No Foundations without Foundations -- Why semi-mechanistic models are essential for regulatory biology
- URL: http://arxiv.org/abs/2501.19178v1
- Date: Fri, 31 Jan 2025 14:43:16 GMT
- Title: No Foundations without Foundations -- Why semi-mechanistic models are essential for regulatory biology
- Authors: Luka Kovačević, Thomas Gaudelet, James Opzoomer, Hagen Triendl, John Whittaker, Caroline Uhler, Lindsay Edwards, Jake P. Taylor-King,
- Abstract summary: We argue that genuine "foundation models" of regulatory biology will remain out of reach unless guided by frameworks that integrate mechanistic insight with principled experimental design.
We present one such ground-up, semi-mechanistic framework that unifies perturbation-based experimental designs.

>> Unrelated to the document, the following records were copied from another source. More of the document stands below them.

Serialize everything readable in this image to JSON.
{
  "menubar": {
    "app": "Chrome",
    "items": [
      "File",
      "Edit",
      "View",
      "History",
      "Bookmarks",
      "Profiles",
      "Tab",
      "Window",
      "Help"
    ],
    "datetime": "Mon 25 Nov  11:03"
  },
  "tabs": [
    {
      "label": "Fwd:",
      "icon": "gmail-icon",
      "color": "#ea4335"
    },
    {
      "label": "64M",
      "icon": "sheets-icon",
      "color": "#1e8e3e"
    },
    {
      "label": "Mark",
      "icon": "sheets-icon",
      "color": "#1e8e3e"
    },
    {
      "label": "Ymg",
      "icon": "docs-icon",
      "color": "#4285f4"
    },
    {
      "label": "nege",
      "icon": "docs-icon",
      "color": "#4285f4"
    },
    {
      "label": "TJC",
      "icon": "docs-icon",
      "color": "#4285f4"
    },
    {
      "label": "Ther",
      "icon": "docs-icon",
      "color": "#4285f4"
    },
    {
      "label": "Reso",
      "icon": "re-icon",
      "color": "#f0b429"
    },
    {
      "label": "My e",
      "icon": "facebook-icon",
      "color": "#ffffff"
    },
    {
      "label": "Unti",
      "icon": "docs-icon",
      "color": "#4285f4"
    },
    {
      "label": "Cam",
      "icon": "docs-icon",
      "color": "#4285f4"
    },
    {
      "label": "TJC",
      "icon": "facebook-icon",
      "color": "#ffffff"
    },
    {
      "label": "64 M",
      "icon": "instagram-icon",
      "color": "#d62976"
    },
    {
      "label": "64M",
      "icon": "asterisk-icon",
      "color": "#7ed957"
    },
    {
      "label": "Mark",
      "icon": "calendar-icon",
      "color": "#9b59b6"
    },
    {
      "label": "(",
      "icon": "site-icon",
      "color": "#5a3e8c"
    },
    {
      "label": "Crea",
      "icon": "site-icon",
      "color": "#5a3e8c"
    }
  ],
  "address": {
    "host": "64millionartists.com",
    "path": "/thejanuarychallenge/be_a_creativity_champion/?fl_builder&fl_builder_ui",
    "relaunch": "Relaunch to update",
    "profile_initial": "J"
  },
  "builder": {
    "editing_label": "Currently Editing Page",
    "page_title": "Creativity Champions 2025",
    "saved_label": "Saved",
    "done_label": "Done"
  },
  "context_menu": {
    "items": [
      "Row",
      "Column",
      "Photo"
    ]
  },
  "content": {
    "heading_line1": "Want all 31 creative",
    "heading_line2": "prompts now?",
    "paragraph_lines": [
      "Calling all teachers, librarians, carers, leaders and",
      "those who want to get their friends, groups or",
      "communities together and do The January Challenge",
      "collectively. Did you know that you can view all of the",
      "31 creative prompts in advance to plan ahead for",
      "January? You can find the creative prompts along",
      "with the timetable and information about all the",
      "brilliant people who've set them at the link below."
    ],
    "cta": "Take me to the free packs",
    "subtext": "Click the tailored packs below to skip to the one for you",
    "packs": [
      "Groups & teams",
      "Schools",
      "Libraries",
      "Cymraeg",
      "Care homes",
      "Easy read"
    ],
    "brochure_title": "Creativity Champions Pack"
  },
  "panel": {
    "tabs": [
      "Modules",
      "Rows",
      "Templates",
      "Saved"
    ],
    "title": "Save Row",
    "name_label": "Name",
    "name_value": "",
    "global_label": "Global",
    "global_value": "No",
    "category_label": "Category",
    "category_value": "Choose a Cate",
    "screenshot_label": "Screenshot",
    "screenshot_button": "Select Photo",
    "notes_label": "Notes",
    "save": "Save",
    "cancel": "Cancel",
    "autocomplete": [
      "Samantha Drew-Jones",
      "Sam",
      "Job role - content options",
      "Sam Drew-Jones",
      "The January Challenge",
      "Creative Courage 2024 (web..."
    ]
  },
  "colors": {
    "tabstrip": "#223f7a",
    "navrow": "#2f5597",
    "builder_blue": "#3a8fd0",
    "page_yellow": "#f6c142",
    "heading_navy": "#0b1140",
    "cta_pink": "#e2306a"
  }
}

- Score: 5.925258390690544
- License:
- Abstract: Despite substantial efforts, deep learning has not yet delivered a transformative impact on elucidating regulatory biology, particularly in the realm of predicting gene expression profiles. Here, we argue that genuine "foundation models" of regulatory biology will remain out of reach unless guided by frameworks that integrate mechanistic insight with principled experimental design. We present one such ground-up, semi-mechanistic framework that unifies perturbation-based experimental designs across both in vitro and in vivo CRISPR screens, accounting for differentiating and non-differentiating cellular systems. By revealing previously unrecognised assumptions in published machine learning methods, our approach clarifies links with popular techniques such as variational autoencoders and structural causal models. In practice, this framework suggests a modified loss function that we demonstrate can improve predictive performance, and further suggests an error analysis that informs batching strategies. Ultimately, since cellular regulation emerges from innumerable interactions amongst largely uncharted molecular components, we contend that systems-level understanding cannot be achieved through structural biology alone. Instead, we argue that real progress will require a first-principles perspective on how experiments capture biological phenomena, how data are generated, and how these processes can be reflected in more faithful modelling architectures.